JP2008186245A - Reception device and reception control method - Google Patents

Abstract

<P>PROBLEM TO BE SOLVED: To provide a reception device and a reception control method capable of saving system power by stopping the supply of power to an RFIC. <P>SOLUTION: Control is performed so that when a report information signal is not received during standby, the supply of power to the RFIC part 12 is stopped, whereas when report information is received during standby, the supply of power to the RFIC part 12 is performed. Once the supply of power to the RFIC part 12 is started, control data retained in an EEPROM 24 is output to an SI2 (data input) signal line. The control data output to the SI2 (data input) signal line is output to a latch circuit (serial/parallel conversion circuit) 41 via an SO (data sending) signal line and stored in a register 42 when an SW 1 and an SW 2 are off and an SW 3 is on. <P>COPYRIGHT: (C)2008,JPO&INPIT

Description

  The present invention relates to a receiving apparatus that performs an intermittent receiving operation and a reception control method in the receiving apparatus.

In a portable terminal device such as a cellular phone, when not receiving a notification information signal during standby (intermittent reception), the LSI standby mode or shutdown mode provided by each semiconductor manufacturer is used, and the functions of the LSI specifications are further provided. The system has been used to save power (for example, see Patent Document 1). In addition, for parts that hold control data related to system control, do not turn off the power, always use power supply, and supply power only to parts that do not need to hold data. Power saving is also achieved by stopping the operation. Also, with respect to RFIC (Radio Frequency Integrated Circuit) used in the transmitting / receiving unit of a mobile phone, when not receiving a broadcast information signal at the time of standby, only when using an RFIC of a type that does not hold control data internally, The power supply is also stopped. The RFIC is a general term for various RF control components (IC components) used in the transmission / reception unit of the mobile phone.
JP 2006-211439 A

  However, in the case of using an RFIC of a type that holds control data inside, processing for stopping power supply to the RFIC is not performed. Even for this type of RFIC, it is desirable on the system to stop the power supply to save power as much as possible. However, if the RFIC power supply is stopped to reduce power consumption, all control data Disappears, and when power is supplied to the RFIC again upon reception of the broadcast information signal during standby, there is a problem that the control data cannot be restored to the state before the power supply is stopped.

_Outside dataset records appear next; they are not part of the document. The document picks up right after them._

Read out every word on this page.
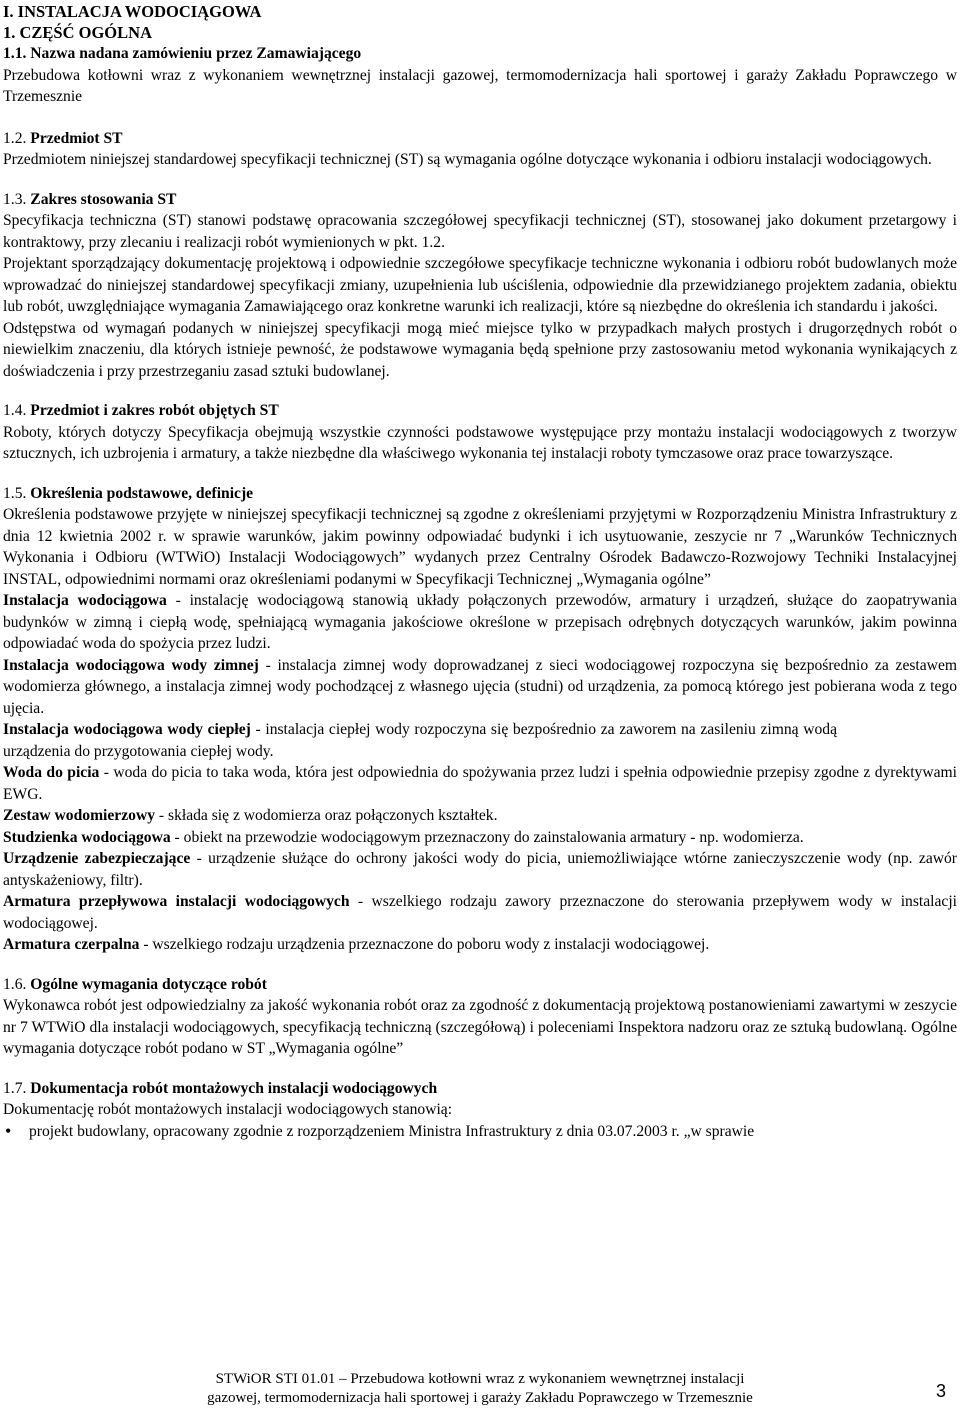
I. INSTALACJA WODOCIĄGOWA
1. CZĘŚĆ OGÓLNA
1.1. Nazwa nadana zamówieniu przez Zamawiającego

Przebudowa kotłowni wraz z wykonaniem wewnętrznej instalacji gazowej, termomodernizacja hali sportowej i garaży Zakładu Poprawczego w Trzemesznie

1.2. Przedmiot ST

Przedmiotem niniejszej standardowej specyfikacji technicznej (ST) są wymagania ogólne dotyczące wykonania i odbioru instalacji wodociągowych.

1.3. Zakres stosowania ST

Specyfikacja techniczna (ST) stanowi podstawę opracowania szczegółowej specyfikacji technicznej (ST), stosowanej jako dokument przetargowy i kontraktowy, przy zlecaniu i realizacji robót wymienionych w pkt. 1.2.

Projektant sporządzający dokumentację projektową i odpowiednie szczegółowe specyfikacje techniczne wykonania i odbioru robót budowlanych może wprowadzać do niniejszej standardowej specyfikacji zmiany, uzupełnienia lub uściślenia, odpowiednie dla przewidzianego projektem zadania, obiektu lub robót, uwzględniające wymagania Zamawiającego oraz konkretne warunki ich realizacji, które są niezbędne do określenia ich standardu i jakości.

Odstępstwa od wymagań podanych w niniejszej specyfikacji mogą mieć miejsce tylko w przypadkach małych prostych i drugorzędnych robót o niewielkim znaczeniu, dla których istnieje pewność, że podstawowe wymagania będą spełnione przy zastosowaniu metod wykonania wynikających z doświadczenia i przy przestrzeganiu zasad sztuki budowlanej.

1.4. Przedmiot i zakres robót objętych ST

Roboty, których dotyczy Specyfikacja obejmują wszystkie czynności podstawowe występujące przy montażu instalacji wodociągowych z tworzyw sztucznych, ich uzbrojenia i armatury, a także niezbędne dla właściwego wykonania tej instalacji roboty tymczasowe oraz prace towarzyszące.

1.5. Określenia podstawowe, definicje

Określenia podstawowe przyjęte w niniejszej specyfikacji technicznej są zgodne z określeniami przyjętymi w Rozporządzeniu Ministra Infrastruktury z dnia 12 kwietnia 2002 r. w sprawie warunków, jakim powinny odpowiadać budynki i ich usytuowanie, zeszycie nr 7 „Warunków Technicznych Wykonania i Odbioru (WTWiO) Instalacji Wodociągowych” wydanych przez Centralny Ośrodek Badawczo-Rozwojowy Techniki Instalacyjnej INSTAL, odpowiednimi normami oraz określeniami podanymi w Specyfikacji Technicznej „Wymagania ogólne”

Instalacja wodociągowa - instalację wodociągową stanowią układy połączonych przewodów, armatury i urządzeń, służące do zaopatrywania budynków w zimną i ciepłą wodę, spełniającą wymagania jakościowe określone w przepisach odrębnych dotyczących warunków, jakim powinna odpowiadać woda do spożycia przez ludzi.

Instalacja wodociągowa wody zimnej - instalacja zimnej wody doprowadzanej z sieci wodociągowej rozpoczyna się bezpośrednio za zestawem wodomierza głównego, a instalacja zimnej wody pochodzącej z własnego ujęcia (studni) od urządzenia, za pomocą którego jest pobierana woda z tego ujęcia.

Instalacja wodociągowa wody ciepłej - instalacja ciepłej wody rozpoczyna się bezpośrednio za zaworem na zasileniu zimną wodą urządzenia do przygotowania ciepłej wody.

Woda do picia - woda do picia to taka woda, która jest odpowiednia do spożywania przez ludzi i spełnia odpowiednie przepisy zgodne z dyrektywami EWG.

Zestaw wodomierzowy - składa się z wodomierza oraz połączonych kształtek.

Studzienka wodociągowa - obiekt na przewodzie wodociągowym przeznaczony do zainstalowania armatury - np. wodomierza.

Urządzenie zabezpieczające - urządzenie służące do ochrony jakości wody do picia, uniemożliwiające wtórne zanieczyszczenie wody (np. zawór antyskażeniowy, filtr).

Armatura przepływowa instalacji wodociągowych - wszelkiego rodzaju zawory przeznaczone do sterowania przepływem wody w instalacji wodociągowej.

Armatura czerpalna - wszelkiego rodzaju urządzenia przeznaczone do poboru wody z instalacji wodociągowej.

1.6. Ogólne wymagania dotyczące robót

Wykonawca robót jest odpowiedzialny za jakość wykonania robót oraz za zgodność z dokumentacją projektową postanowieniami zawartymi w zeszycie nr 7 WTWiO dla instalacji wodociągowych, specyfikacją techniczną (szczegółową) i poleceniami Inspektora nadzoru oraz ze sztuką budowlaną. Ogólne wymagania dotyczące robót podano w ST „Wymagania ogólne”

1.7. Dokumentacja robót montażowych instalacji wodociągowych

Dokumentację robót montażowych instalacji wodociągowych stanowią:

• projekt budowlany, opracowany zgodnie z rozporządzeniem Ministra Infrastruktury z dnia 03.07.2003 r. „w sprawie
STWiOR STI 01.01 – Przebudowa kotłowni wraz z wykonaniem wewnętrznej instalacji
gazowej, termomodernizacja hali sportowej i garaży Zakładu Poprawczego w Trzemesznie	3
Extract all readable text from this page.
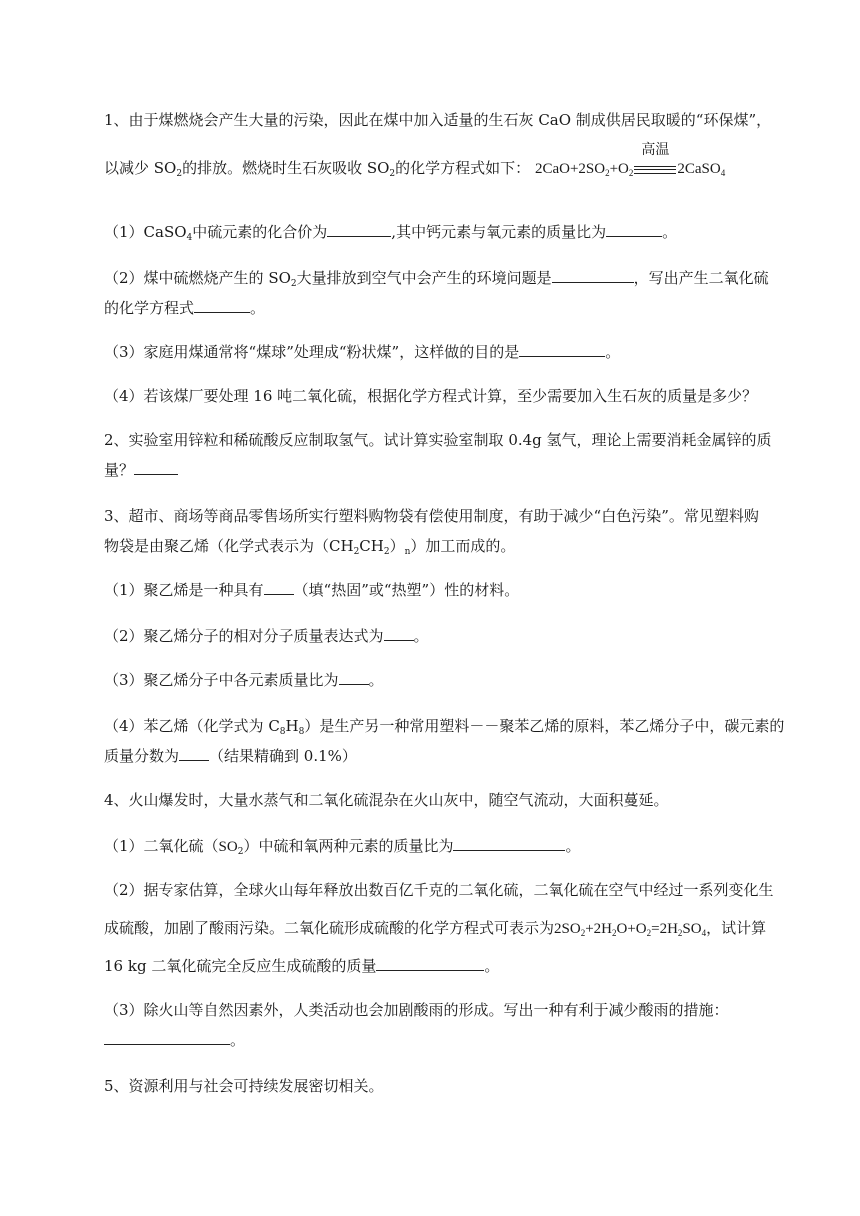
1、由于煤燃烧会产生大量的污染，因此在煤中加入适量的生石灰 CaO 制成供居民取暖的“环保煤”，
以减少 $SO_2$的排放。燃烧时生石灰吸收 $SO_2$的化学方程式如下： $2CaO+2SO_2+O_2$
高温
2CaSO$_4$
（1）CaSO$_4$中硫元素的化合价为	,其中钙元素与氧元素的质量比为	。
（2）煤中硫燃烧产生的 $SO_2$大量排放到空气中会产生的环境问题是	，写出产生二氧化硫
的化学方程式	。
（3）家庭用煤通常将“煤球”处理成“粉状煤”，这样做的目的是	。
（4）若该煤厂要处理 16 吨二氧化硫，根据化学方程式计算，至少需要加入生石灰的质量是多少？
2、实验室用锌粒和稀硫酸反应制取氢气。试计算实验室制取 0.4g 氢气，理论上需要消耗金属锌的质
量？
3、超市、商场等商品零售场所实行塑料购物袋有偿使用制度，有助于减少“白色污染”。常见塑料购
物袋是由聚乙烯（化学式表示为$(CH_2CH_2)_n$）加工而成的。
（1）聚乙烯是一种具有 （填“热固”或“热塑”）性的材料。
（2）聚乙烯分子的相对分子质量表达式为 。
（3）聚乙烯分子中各元素质量比为 。
（4）苯乙烯（化学式为 $C_8H_8$）是生产另一种常用塑料－－聚苯乙烯的原料，苯乙烯分子中，碳元素的
质量分数为 （结果精确到 0.1%）
4、火山爆发时，大量水蒸气和二氧化硫混杂在火山灰中，随空气流动，大面积蔓延。
（1）二氧化硫$(SO_2)$中硫和氧两种元素的质量比为	。
（2）据专家估算，全球火山每年释放出数百亿千克的二氧化硫，二氧化硫在空气中经过一系列变化生
成硫酸，加剧了酸雨污染。二氧化硫形成硫酸的化学方程式可表示为$2SO_2+2H_2O+O_2=2H_2SO_4$，试计算
16 kg 二氧化硫完全反应生成硫酸的质量	。
（3）除火山等自然因素外，人类活动也会加剧酸雨的形成。写出一种有利于减少酸雨的措施：
。
5、资源利用与社会可持续发展密切相关。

  The present invention has been made in view of such problems, and an object of the present invention is to stop the power supply to the RFIC and use the system when the RFIC of the type that holds the control data is used. It is an object of the present invention to provide a receiving apparatus and a receiving control method that can reduce power consumption.

  In order to achieve the above object, the present invention provides a receiving apparatus comprising: a receiving means for receiving a signal from a counterpart communication apparatus; and a signal processing means for processing a signal received by the receiving means. Control data output means for outputting control data required for reception of data, and first control data for outputting the control data from the control data output means when the power source is changed from the OFF state to the ON state. A data output control means; a first control data holding means provided in the receiving means for holding the control data output from the control data output means; and the output from the control data output means. A second control data holding means for holding control data at a location different from that of the first control data holding means; and a power supply to the receiving means when the intermittent reception is stopped. Power control means for controlling to supply power to the receiving means at the time of reception in intermittent reception, and for control held in the second control data holding means at the time of reception in intermittent reception And a second control data output control means for outputting the data to the first control data holding means.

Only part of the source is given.